Do individual ao coletivo. Através do projeto Virando o Jogo, Yonara diz que também aprendeu sobre pertencimento e olhar solidário diante do seu entorno. “Eu já sabia da importância de fazer algo para melhorar a vida na própria comunidade quando participei, com outros jovens voluntários do Vicente Pinzon, de um trabalho de limpeza das praias aqui do Mucuripe. Mas, durante a fase da ação comunitária, quando a pandemia já havia afetado muito nossa situação financeira, foi fundamental a mobilização para promover o Dia das Crianças com distribuição de brinquedos e cestas básicas para as famílias. Esse ensinamento de dar as mãos em momentos de crise é tão importante quanto as aulas de primeiros socorros, onde aprendi a técnica de desengasgar uma criança, e mesmo a formação de manicure. Quer dizer, tudo no projeto se aproveita, levamos para a vida”, aferra.

Bola pra frente

Foi na Vila Olímpica do Centro Cultural Canindezinho que Ruan Lucas Maia Pinheiro, 19 anos, descobriu que pode fazer jus a vocações profissionais diversas. Como jovem integrante da 2ª edição do projeto Virando o Jogo – Superação ele passou pelo curso de Assistente Administrativo no SENAC mas quer mesmo é colocar a mão no diploma de um curso superior em Educação Física para ensinar crianças a jogar futebol. “O esporte pode “salvar” muitas crianças e jovens da periferia. Não é à toa que tantos sonham em jogar bola profissionalmente. Eu sempre gostei de jogar na escola e o Virando o Jogo também dá a opção de praticar esporte. Isso me levou a fazer amizades e hoje jogo junto com jovens que antes eram sedentários, além de começar a praticar jiu-jitsu. E foi assim que acabei escolhendo a faculdade que quero entrar”, destaca.

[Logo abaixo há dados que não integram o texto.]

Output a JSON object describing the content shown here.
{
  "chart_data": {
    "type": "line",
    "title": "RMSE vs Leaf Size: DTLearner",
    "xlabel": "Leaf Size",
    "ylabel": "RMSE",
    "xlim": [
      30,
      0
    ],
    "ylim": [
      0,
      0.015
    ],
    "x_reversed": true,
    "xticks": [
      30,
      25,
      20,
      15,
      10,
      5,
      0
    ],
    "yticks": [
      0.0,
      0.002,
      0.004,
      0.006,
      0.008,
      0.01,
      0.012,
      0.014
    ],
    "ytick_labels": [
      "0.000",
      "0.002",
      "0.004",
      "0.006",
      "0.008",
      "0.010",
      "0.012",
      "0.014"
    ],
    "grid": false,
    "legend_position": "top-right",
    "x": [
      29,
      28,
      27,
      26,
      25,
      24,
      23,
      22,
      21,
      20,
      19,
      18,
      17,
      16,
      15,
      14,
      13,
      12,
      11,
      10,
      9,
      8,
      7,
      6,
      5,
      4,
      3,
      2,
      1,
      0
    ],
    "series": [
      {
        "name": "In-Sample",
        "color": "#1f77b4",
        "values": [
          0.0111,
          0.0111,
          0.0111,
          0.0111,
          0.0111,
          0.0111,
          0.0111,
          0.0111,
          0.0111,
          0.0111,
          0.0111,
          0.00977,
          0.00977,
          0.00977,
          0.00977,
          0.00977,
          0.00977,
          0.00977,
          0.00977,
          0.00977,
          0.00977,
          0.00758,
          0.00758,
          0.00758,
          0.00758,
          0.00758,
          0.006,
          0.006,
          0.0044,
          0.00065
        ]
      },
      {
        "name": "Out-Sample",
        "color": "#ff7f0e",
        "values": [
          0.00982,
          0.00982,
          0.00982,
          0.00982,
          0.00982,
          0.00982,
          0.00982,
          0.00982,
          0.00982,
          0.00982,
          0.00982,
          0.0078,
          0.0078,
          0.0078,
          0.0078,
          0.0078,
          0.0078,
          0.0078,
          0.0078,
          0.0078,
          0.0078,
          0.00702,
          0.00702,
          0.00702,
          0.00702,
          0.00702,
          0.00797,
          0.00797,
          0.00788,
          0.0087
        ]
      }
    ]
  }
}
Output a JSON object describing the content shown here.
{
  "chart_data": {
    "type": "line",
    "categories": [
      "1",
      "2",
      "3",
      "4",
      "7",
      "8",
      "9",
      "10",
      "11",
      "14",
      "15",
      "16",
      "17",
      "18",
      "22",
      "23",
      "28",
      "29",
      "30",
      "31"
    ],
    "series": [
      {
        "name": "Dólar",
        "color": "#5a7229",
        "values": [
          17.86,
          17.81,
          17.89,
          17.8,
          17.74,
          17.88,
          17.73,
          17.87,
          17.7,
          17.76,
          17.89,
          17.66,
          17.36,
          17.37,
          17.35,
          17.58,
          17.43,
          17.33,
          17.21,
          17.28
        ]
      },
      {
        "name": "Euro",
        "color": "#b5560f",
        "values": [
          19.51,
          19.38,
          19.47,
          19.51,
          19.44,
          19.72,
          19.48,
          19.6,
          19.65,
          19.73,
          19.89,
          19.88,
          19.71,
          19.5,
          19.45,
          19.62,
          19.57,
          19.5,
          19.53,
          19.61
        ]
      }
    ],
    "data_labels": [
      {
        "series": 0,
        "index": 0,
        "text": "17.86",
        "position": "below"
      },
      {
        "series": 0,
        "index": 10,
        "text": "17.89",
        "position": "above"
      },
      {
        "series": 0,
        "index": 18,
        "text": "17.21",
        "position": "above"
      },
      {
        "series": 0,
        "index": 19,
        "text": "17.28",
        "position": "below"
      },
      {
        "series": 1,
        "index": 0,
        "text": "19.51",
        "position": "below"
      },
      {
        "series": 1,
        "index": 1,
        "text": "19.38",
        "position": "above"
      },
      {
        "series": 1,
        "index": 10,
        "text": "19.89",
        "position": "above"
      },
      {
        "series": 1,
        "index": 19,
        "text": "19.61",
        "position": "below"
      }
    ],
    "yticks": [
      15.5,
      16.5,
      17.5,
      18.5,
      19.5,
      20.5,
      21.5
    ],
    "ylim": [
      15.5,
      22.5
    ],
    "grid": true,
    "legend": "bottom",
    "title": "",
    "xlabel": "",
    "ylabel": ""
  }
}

Para Lucas, o projeto Virando o Jogo muda a vida porque também muda a cabeça de quem vivencia suas diversas fases. “Nas aulas de formação cidadã aprendemos sobre ética, reciprocidade e respeito às diferenças, mas também sobre direitos e cuidados que devemos ter. Aprendi, por exemplo, sobre Doenças Sexualmente Transmissíveis (DSTs), mas também aprendemos juntos a confeccionar bebedouros e comedouros para ajudar os animais de rua, que são muitos nos bairros. Cada aprendizado foi importante nesses sete meses e hoje acho que o maior ganho foi que aprendi a interagir em grupo, me portar e me expressar melhor”, diz o jovem que também aprendeu a criar uma empresa ecológica do zero nas aulas do curso de Assistente Administrativo.

A palavra empreendedorismo já não assusta quem também investiu parte da ajuda de custo oferecida pelo projeto em criptomoedas. “Até hoje, mesmo depois de finalizada a formação, meu dinheirinho continua rendendo. É que abri minha cabeça e ainda quero ter meu negócio próprio, talvez no ramo da moda ou da gastronomia. Já comprei uma bicicleta com esse dinheiro e venho investindo nos materiais esportivos que vão me servir na faculdade, inclusive. Antes do Virando o Jogo eu tava há um ano só estudando para o ENEM, meio acomodado e sem saber o que cursar. Mas agora aprendi a planejar meu futuro e investir nele. Então, é bola pra frente”, ri-se, confiante, o filho de pai vigilante, mãe vendedora e avó ambulante.